Article rédigé par Sébastien Baer
Radio France
Publié
Temps de lecture : 3 min
Des policiers allemands effectuent des contrôles aux abords d'un Flixbus à Kehl (Allemagne), près de la frontière avec la France, le 16 septembre 2024. (SEBASTIEN BOZON / AFP)

Depuis lundi 16 septembre, l'Allemagne a rétabli des contrôles à l'ensemble de ses frontières. Le dispositif, qui doit durer au moins six mois, doit permettre de lutter contre l'immigration illégale. Comme annoncé, les contrôles ont débuté dès 7h, notamment à Kehl, en Allemagne, sur le pont de l'Europe qui enjambe le Rhin et marque la frontière avec la France.

Tôt dans la journée, c'est un Flixbus qui assure la liaison Strasbourg-Budapest qui a été contrôlé. Comme la quinzaine de personnes à bord, Yolande présente son passeport à la police. "Je trouve cela très important, estime-t-elle. Actuellement, on entend que de l'insécurité, il faut quelque chose comme ça parce que les bandits sont partout. C'est pour notre sécurité aussi."

Gilet jaune fluo marqué "Polizei" sur le dos, des agents patrouillent aussi sur les quais de la gare de Kehl et à l'arrêt de tram qui arrive de Strasbourg. 50 000 Français, Alsaciens et Mosellans travaillent chaque jour en Allemagne, et tous n'apprécient pas le retour des contrôles.

"On est habitués à circuler librement depuis assez longtemps et c'est plutôt positif. Dans l'esprit européen, ce n'est pas une bonne nouvelle."

Eugénie, une riveraine à Kehl

à franceinfo

"Remettre une frontière entre deux pays qui font tout pour se rapprocher, avec un tram, avec des lignes de bus, c'est choquant", estime cet habitant. "Cela fait suite aux derniers résultats des élections en Allemagne, on sent bien qu'il y a une pression de l'extrême droite qui réclame des mesures. Et on a l'impression qu'ils sont en train de céder parce que l'opinion est là et guette", raconte un autre.

Des contrôles "intelligents et ciblés"

À la frontière, la circulation reste fluide depuis lundi matin. Dieter Hutt, le porte-parole de la police de Kehl, promet des contrôles "intelligents et ciblés". "Nous savons par où passe l'immigration illégale. Le plus souvent, ce sont sur les trajets longue distance, dans les bus, dans les trains et dans le tramway. C'est donc là que nous concentrons les contrôles. Le trafic des frontaliers doit s'effectuer normalement, tout comme le transport international de marchandises."

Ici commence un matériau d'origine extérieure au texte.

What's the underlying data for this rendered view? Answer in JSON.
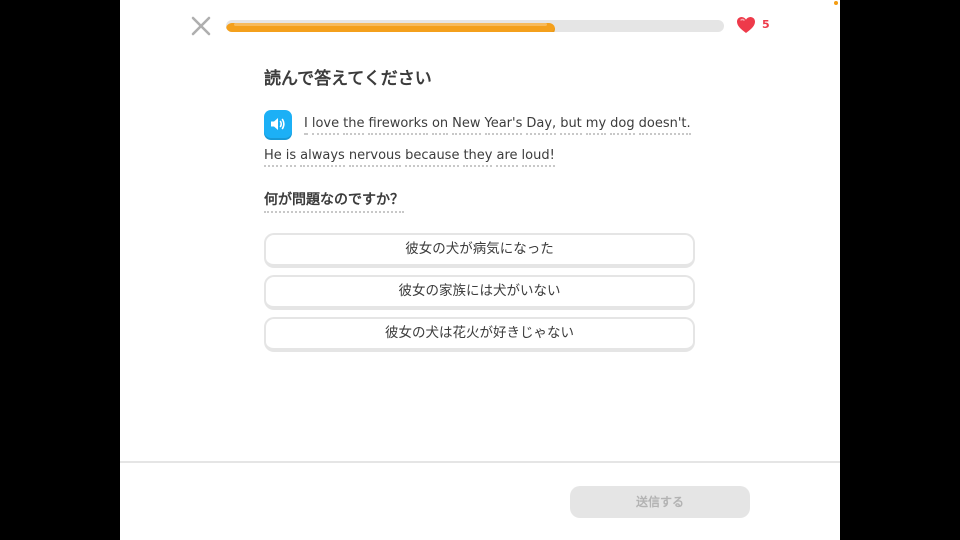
{
  "header": {
    "close_icon": "close-icon",
    "progress": {
      "fraction": 0.66,
      "color": "#f4a01c",
      "track_color": "#e5e5e5"
    },
    "hearts": {
      "icon": "heart-icon",
      "count": "5",
      "color": "#ee3a4a"
    }
  },
  "exercise": {
    "title": "読んで答えてください",
    "speaker_icon": "speaker-icon",
    "passage": {
      "line1": [
        "I",
        "love",
        "the",
        "fireworks",
        "on",
        "New",
        "Year's",
        "Day,",
        "but",
        "my",
        "dog",
        "doesn't."
      ],
      "line2": [
        "He",
        "is",
        "always",
        "nervous",
        "because",
        "they",
        "are",
        "loud!"
      ]
    },
    "question": "何が問題なのですか？",
    "choices": [
      "彼女の犬が病気になった",
      "彼女の家族には犬がいない",
      "彼女の犬は花火が好きじゃない"
    ]
  },
  "footer": {
    "submit_label": "送信する",
    "submit_enabled": false
  },
  "colors": {
    "accent_blue": "#1cb0f6",
    "text": "#3c3c3c",
    "border": "#e5e5e5"
  }
}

En octobre dernier, Berlin avait déjà rétabli des contrôles avec la Pologne, la République tchèque, l'Autriche et la Suisse. Depuis lundi matin, ce sont désormais les 3 700 km de frontière que l'Allemagne partage avec neuf pays qui sont sous surveillance. L'objectif affiché des autorités allemandes est de mettre un coup d'arrêt à l'immigration illégale. C'est un revirement par rapport à la culture d'accueil de l'Allemagne, d'Angela Merkel, pendant la crise des réfugiés de 2015-2016.

Les structures d'accueil débordées

La situation n'est plus maîtrisable, selon la ministre de l'Intérieur, l'Allemagne n'a plus les moyens d'accueillir de réfugiés. Les hébergements, les écoles, les structures de soin sont saturées. Sur les sept premiers mois de l'année, l'Allemagne a enregistré 50 000 entrées illégales. Et puis, il y a eu plusieurs attaques parfois meurtrières, ces dernières semaines, à Solingen, à Munich, commises par des personnes radicalisées. L'extrême droite profite de ce contexte délicat, avec un débat relancé sur l'immigration, pour obtenir des résultats records comme lors des deux élections régionales, en Saxe et Thuringe.

Pour la coalition d'Olaf Scholz, il s'agit donc de tenter de reprendre la main face à l'extrême droite et à une opinion publique parfois très inquiète.